January/February 2019

What Goes Around, Comes Around

After ripping out all the internal walls, compartmentalised pubs are coming back into fashion

SIXTY years ago, most pubs in the UK had a compartmentalised interior layout. Typically, they would have the standard demarcation between public bar and “best room” – the term “lounge” was not yet in general use. Some had a three-level division between public, saloon and lounge, with subtle gradations in clientele and ambiance between the three. Plus, there could be a whole variety of other rooms such as news rooms, tea rooms, games rooms and, at the time, ladies’ rooms.

But, since then, pretty much all this has been swept away by knocking pubs through into a single-bar layout. The main reason always given for this was that it reflected a more democratic and egalitarian society in which the old class divisions no longer applied, and there’s certainly some truth in that. But it also made pubs easier to manage and supervise, plus in the 1960s and early 70s there was the factor that public bar prices were subject to government price control, which could be circumvented by turning the entire pub into a lounge.

However, it didn’t always work out quite as intended.
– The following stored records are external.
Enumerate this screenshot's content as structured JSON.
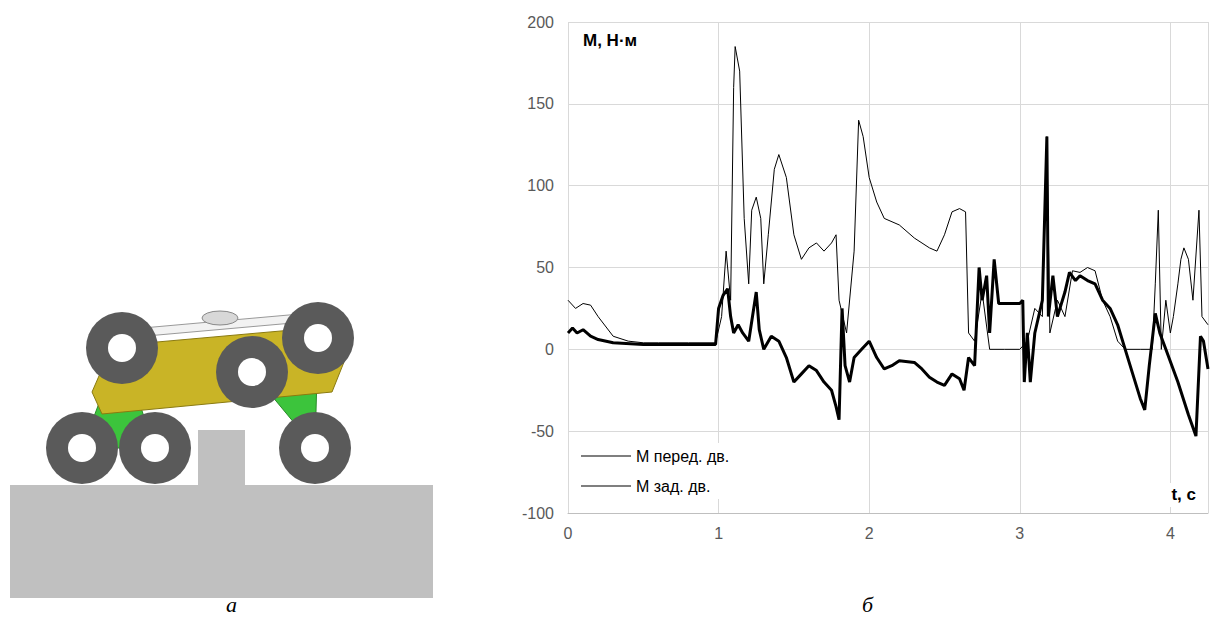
{
  "panel_labels": [
    "а",
    "б"
  ],
  "chart_data": {
    "type": "line",
    "y_label": "М, Н·м",
    "x_label": "t, с",
    "xlim": [
      0,
      4.25
    ],
    "xticks": [
      0,
      1,
      2,
      3,
      4
    ],
    "ylim": [
      -100,
      200
    ],
    "yticks": [
      -100,
      -50,
      0,
      50,
      100,
      150,
      200
    ],
    "grid": true,
    "legend": "lower left",
    "series": [
      {
        "name": "М перед. дв.",
        "color": "#000000",
        "line_style": "thick",
        "x": [
          0,
          0.03,
          0.06,
          0.1,
          0.15,
          0.2,
          0.3,
          0.5,
          0.98,
          1.0,
          1.03,
          1.06,
          1.08,
          1.1,
          1.13,
          1.16,
          1.2,
          1.25,
          1.27,
          1.3,
          1.35,
          1.4,
          1.45,
          1.5,
          1.55,
          1.6,
          1.65,
          1.7,
          1.75,
          1.78,
          1.8,
          1.82,
          1.84,
          1.87,
          1.9,
          1.95,
          2.0,
          2.05,
          2.1,
          2.15,
          2.2,
          2.3,
          2.35,
          2.4,
          2.45,
          2.5,
          2.55,
          2.6,
          2.63,
          2.66,
          2.7,
          2.73,
          2.75,
          2.78,
          2.8,
          2.83,
          2.86,
          2.9,
          2.95,
          3.0,
          3.02,
          3.03,
          3.05,
          3.07,
          3.1,
          3.15,
          3.18,
          3.19,
          3.22,
          3.25,
          3.3,
          3.33,
          3.37,
          3.4,
          3.45,
          3.5,
          3.55,
          3.6,
          3.65,
          3.7,
          3.75,
          3.8,
          3.83,
          3.86,
          3.9,
          3.93,
          3.97,
          4.05,
          4.12,
          4.17,
          4.2,
          4.22,
          4.25
        ],
        "values": [
          10,
          13,
          10,
          12,
          8,
          6,
          4,
          3,
          3,
          25,
          33,
          37,
          20,
          10,
          15,
          10,
          5,
          35,
          12,
          0,
          8,
          5,
          -5,
          -20,
          -15,
          -10,
          -13,
          -20,
          -25,
          -35,
          -43,
          25,
          -10,
          -20,
          -5,
          0,
          5,
          -5,
          -12,
          -10,
          -7,
          -8,
          -12,
          -17,
          -20,
          -22,
          -15,
          -18,
          -25,
          -5,
          -10,
          50,
          30,
          45,
          10,
          55,
          28,
          28,
          28,
          28,
          30,
          -20,
          10,
          -20,
          10,
          30,
          130,
          20,
          45,
          20,
          35,
          47,
          42,
          45,
          42,
          40,
          30,
          25,
          15,
          0,
          -15,
          -30,
          -37,
          -10,
          22,
          10,
          0,
          -20,
          -40,
          -53,
          8,
          5,
          -12
        ]
      },
      {
        "name": "М зад. дв.",
        "color": "#000000",
        "line_style": "thin",
        "x": [
          0,
          0.05,
          0.1,
          0.15,
          0.2,
          0.3,
          0.4,
          0.5,
          0.6,
          0.8,
          0.98,
          1.02,
          1.05,
          1.08,
          1.1,
          1.11,
          1.14,
          1.17,
          1.2,
          1.22,
          1.25,
          1.28,
          1.3,
          1.33,
          1.37,
          1.4,
          1.45,
          1.5,
          1.55,
          1.6,
          1.65,
          1.7,
          1.75,
          1.78,
          1.8,
          1.85,
          1.9,
          1.93,
          1.96,
          2.0,
          2.05,
          2.1,
          2.2,
          2.3,
          2.4,
          2.45,
          2.5,
          2.55,
          2.6,
          2.64,
          2.66,
          2.7,
          2.75,
          2.8,
          2.9,
          3.0,
          3.05,
          3.1,
          3.15,
          3.18,
          3.2,
          3.25,
          3.3,
          3.35,
          3.4,
          3.45,
          3.5,
          3.55,
          3.6,
          3.65,
          3.7,
          3.8,
          3.88,
          3.9,
          3.92,
          3.94,
          3.97,
          4.0,
          4.02,
          4.05,
          4.07,
          4.09,
          4.12,
          4.15,
          4.19,
          4.21,
          4.25
        ],
        "values": [
          30,
          25,
          28,
          27,
          20,
          8,
          5,
          4,
          4,
          4,
          4,
          20,
          60,
          30,
          160,
          185,
          170,
          80,
          40,
          85,
          93,
          80,
          40,
          70,
          110,
          119,
          105,
          70,
          55,
          62,
          65,
          60,
          65,
          70,
          30,
          10,
          60,
          140,
          130,
          105,
          90,
          80,
          76,
          68,
          62,
          60,
          70,
          84,
          86,
          84,
          10,
          5,
          35,
          0,
          0,
          0,
          5,
          25,
          20,
          130,
          10,
          30,
          20,
          48,
          47,
          50,
          48,
          30,
          20,
          5,
          0,
          0,
          0,
          40,
          85,
          0,
          30,
          10,
          20,
          40,
          55,
          62,
          55,
          30,
          85,
          20,
          15
        ]
      }
    ]
  }
}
In many cases, rather than everyone happily mixing together in the same pub, the class division moved from one between different bars to one between different pubs. The middle classes used one pub, the working classes another. But, according to a recent report, a growing number of pub operators are realising that there is a need to cater for different audiences within a single venue, and are thus returning to the concept of pub “zoning”. It’s all too easy if you’re not careful for one aspect of a pub to take over the whole place and alienate many potential customers.

There are two obvious divisions between different customer groups that often rankle in pubs today. One is showing big-screen TV sport, which brings in a specific crowd who may well put a lot of money across the bar, but deters those who just want a quiet drink. And allowing children, while key to the concept of family dining, is something that that those who prefer an adults-only environment feel uncomfortable with. Plus, if legislation permitted, there would be a strong argument for a division between smoking and non-smoking areas.


Cashing Up

There are dangers in the rush to relegate cash to history

A GROWING trickle of pubs and bars are deciding to go entirely cashless and stop accepting any payments in cash. Cashless payments are a growing feature of the financial landscape, and obviously it makes business sense for many pubs to accept them. But to refuse to take cash entirely is something entirely different, and comes across as an attempt to practice social selection of your clientele.

This may not be a problem in a rural gastropub, but in inner-city boozers it’s a common sight to see the pound coins being counted out on to the bar to pay for a pint. It is estimated that there are 1.6 million unbanked workers in the UK, and there must be many more pensioners and benefit claimants, not to mention people who simply prefer to avoid using cards for routine transactions. It’s effectively saying that you’re not interested in the business of the poor or the old.

There are other reasons to be wary of adopting cashless payments. They make budgeting more difficult and make you vulnerable to power cuts and computer failures. You are also putting yourself in the hands of corporations that may not have your best interests at heart. And someone is able to track exactly where you have been and what you have spent your money on. By all means use cashless payments where they are convenient, and allow them in your pubs, but there are dangers in the headlong rush to relegate cash to history.